LAS VEGAS —
Infusing CE products with the power of high-speed landline and wireless networks “will accelerate innovation” and make it possible to deliver the same TV content “to any device, anywhere anytime in a simple way,” said Verizon Communications chairman/CEO Ivan Seidenberg during his International CES keynote.
Seidenberg shared the stage with Verizon president/ COO Lowell McAdam, Time Warner chairman/ CEO Jeff Benkes, Motorola Mobility chairman/CEO Sanjay Jha, and Google’s Mike Cleron to underscore the potential for innovation.
McAdam pointed out that Verizon decided to “go early and first with 4G LTE-based cellular broadband to send a signal to the entire CE industry that the market will develop very quickly” and “speed up the innovation cycle.”

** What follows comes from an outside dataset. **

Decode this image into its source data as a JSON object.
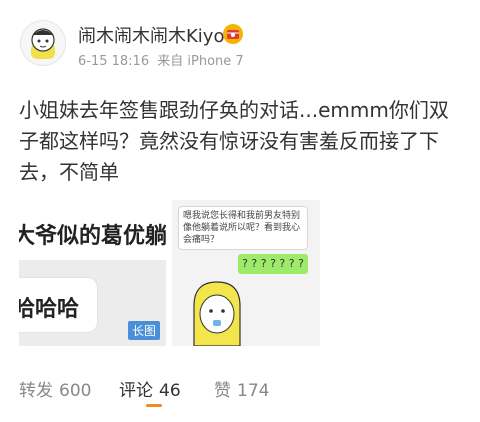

Networks will be as fast as PCs, he predicted, with Verizon’s fiber-optic network to the home and businesses having “no practical limit to speeds,” McAdam said. 4G-equipped smartphones “will be the biggest wave to hit computing since the invention of the PC,” he continued.
For his part, Time Warner’s Benkes said wired and wireless broadband will usher in a second golden era of TV in which TV content will be “going on demand in every device,” from TVs to PCs, tablets and smartphones. TV, he said, is “becoming bigger than TV.”
To make “TV Everywhere” happen, Time-Warner has brought together every content-distribution company, including cable operators and telcos, as well as content creators to develop a way for consumers who subscribe to a TV service “to have it on demand in every device” and have it work the same way and not pay more for it, Benkes said.
Tablets will be one of the ways consumers will access their TV programs, and to underscore the market potential for tablets, Google demonstrated its Android 3.0 OS, designed specifically for tablets and adopted by Motorola in its planed Motorola Xoon for Verizon’s 3G and 4G networks.
Motorola is targeting February availability of the 3G Xoom incorporating CDMA 1x EV-DO Rev. A, but purchasers who buy the 3G version will be able to upgrade it to 4G LTE sometime in the second quarter, when the 4G version will also become available, Jha said.
At the keynote, Google demonstrated key 3.0 features, including a new 3D-like visual design to the user interface, the easy addition of widgets to multiple home screens, ability to view windows on the home screen showing a calendar and email inbox, and such desktop features as tabs along the top of the screen for various apps.
Google 3.0 tablets lack hard buttons on front, replacing them with virtual keys that reconfigure themselves depending on what the user is doing.